Connect Pub/Sub to Apache Kafka

This document describes how to integrate Apache Kafka and Pub/Sub by using the Pub/Sub Group Kafka Connector.

About the Pub/Sub Group Kafka Connector

Apache Kafka is an open source platform for streaming events. It is commonly used in distributed architectures to enable communication between loosely coupled components. Pub/Sub is a managed service for sending and receiving messages asynchronously. As with Kafka, you can use Pub/Sub to communicate between components in your cloud architecture.

The Pub/Sub Group Kafka Connector allows you to integrate these two systems.
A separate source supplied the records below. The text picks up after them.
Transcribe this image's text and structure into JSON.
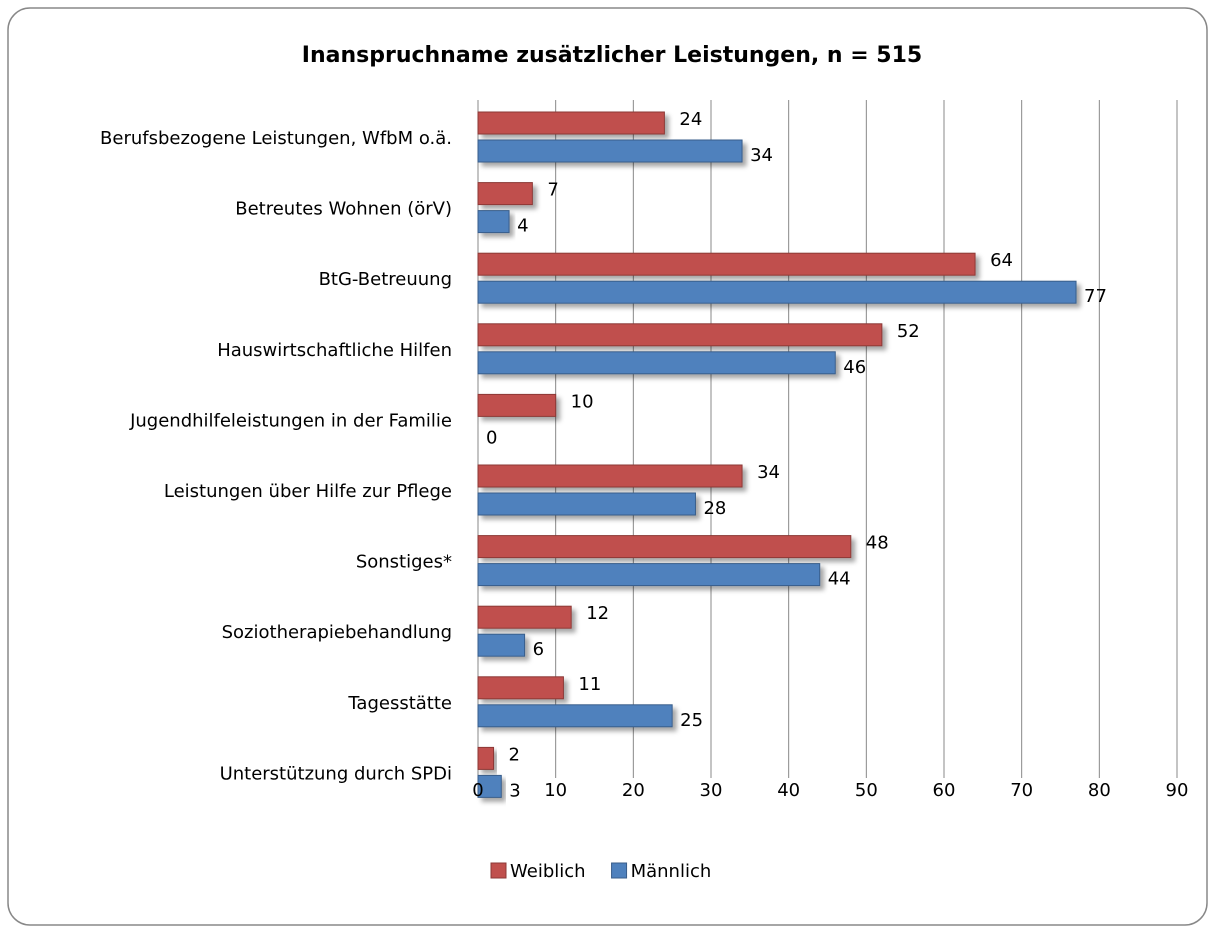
{
  "chart_data": {
    "type": "bar",
    "orientation": "horizontal",
    "title": "Inanspruchname zusätzlicher Leistungen, n = 515",
    "categories": [
      "Berufsbezogene Leistungen, WfbM o.ä.",
      "Betreutes Wohnen (örV)",
      "BtG-Betreuung",
      "Hauswirtschaftliche Hilfen",
      "Jugendhilfeleistungen in der Familie",
      "Leistungen über Hilfe zur Pflege",
      "Sonstiges*",
      "Soziotherapiebehandlung",
      "Tagesstätte",
      "Unterstützung durch SPDi"
    ],
    "series": [
      {
        "name": "Weiblich",
        "color": "#c0504d",
        "values": [
          24,
          7,
          64,
          52,
          10,
          34,
          48,
          12,
          11,
          2
        ]
      },
      {
        "name": "Männlich",
        "color": "#4f81bd",
        "values": [
          34,
          4,
          77,
          46,
          0,
          28,
          44,
          6,
          25,
          3
        ]
      }
    ],
    "xlim": [
      0,
      90
    ],
    "xticks": [
      0,
      10,
      20,
      30,
      40,
      50,
      60,
      70,
      80,
      90
    ],
    "grid": true,
    "legend": "bottom"
  }
}
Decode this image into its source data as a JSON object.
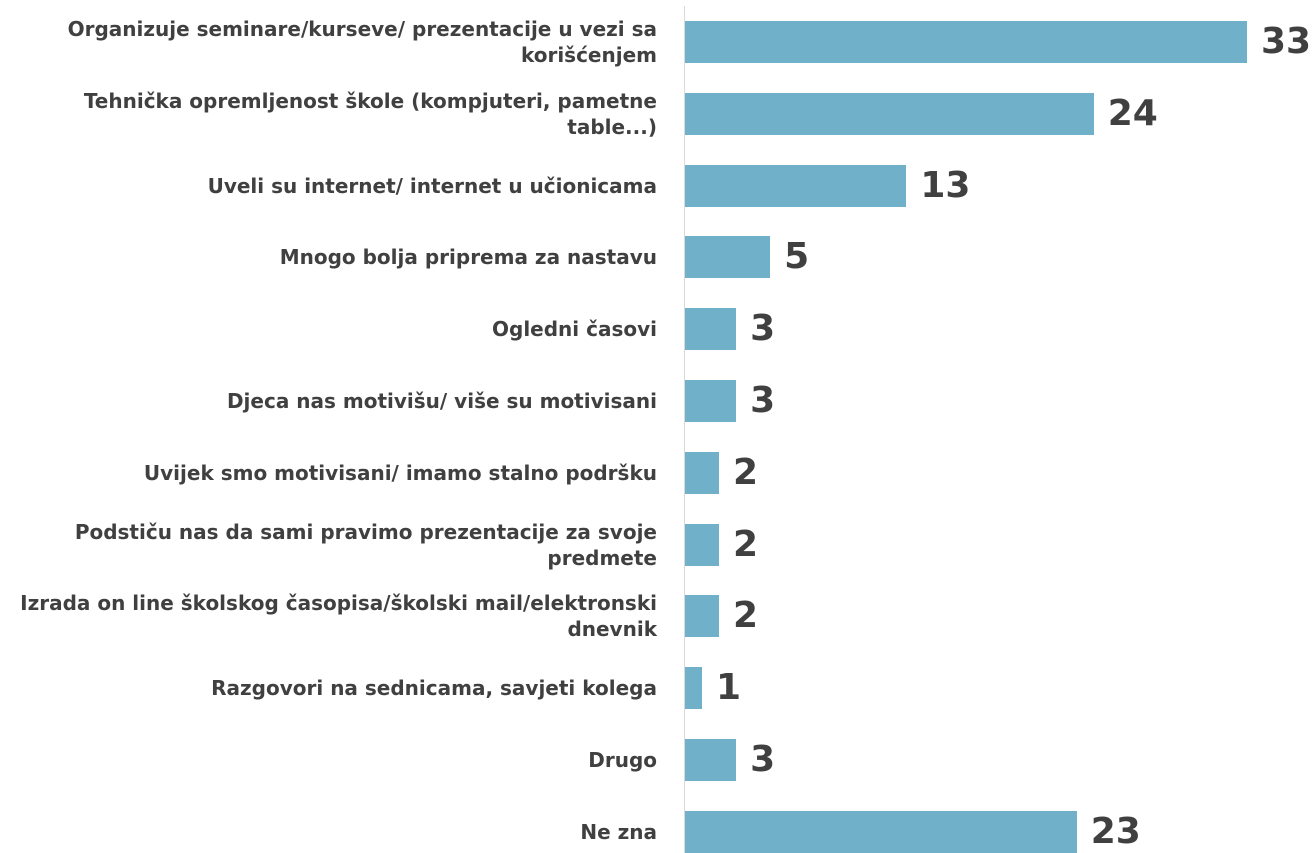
{
  "chart_data": {
    "type": "bar",
    "orientation": "horizontal",
    "categories": [
      "Organizuje seminare/kurseve/ prezentacije u vezi sa korišćenjem",
      "Tehnička opremljenost škole (kompjuteri, pametne table...)",
      "Uveli su internet/ internet u učionicama",
      "Mnogo bolja priprema za nastavu",
      "Ogledni časovi",
      "Djeca nas motivišu/ više su motivisani",
      "Uvijek smo motivisani/ imamo stalno podršku",
      "Podstiču nas da sami pravimo prezentacije za svoje predmete",
      "Izrada on line školskog časopisa/školski mail/elektronski dnevnik",
      "Razgovori na sednicama, savjeti kolega",
      "Drugo",
      "Ne zna"
    ],
    "values": [
      33,
      24,
      13,
      5,
      3,
      3,
      2,
      2,
      2,
      1,
      3,
      23
    ],
    "color": "#70b0c8"
  }
}
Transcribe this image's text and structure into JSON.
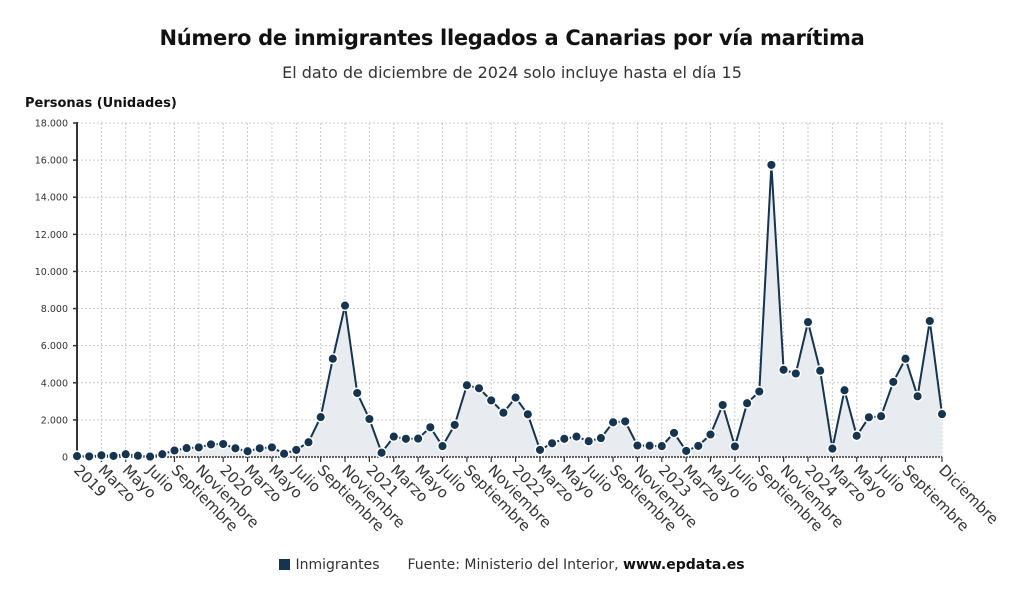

The following connectors are packaged in the Connector JAR:

  • The sink connector reads records from one or more Kafka topics and publishes them to Pub/Sub.
  • The source connector reads messages from a Pub/Sub topic and publishes them to Kafka.

Here are some scenarios in which you might use the Pub/Sub Group Kafka Connector:

  • You are migrating a Kafka-based architecture to Google Cloud.
  • You have a frontend system that stores events in Kafka outside of Google Cloud, but you also use Google Cloud to run some of your backend services, which need to receive the Kafka events.
  • You collect logs from an on-premises Kafka solution and send them to Google Cloud for data analytics.
  • You have a frontend system that uses Google Cloud, but you also store data on-premises using Kafka.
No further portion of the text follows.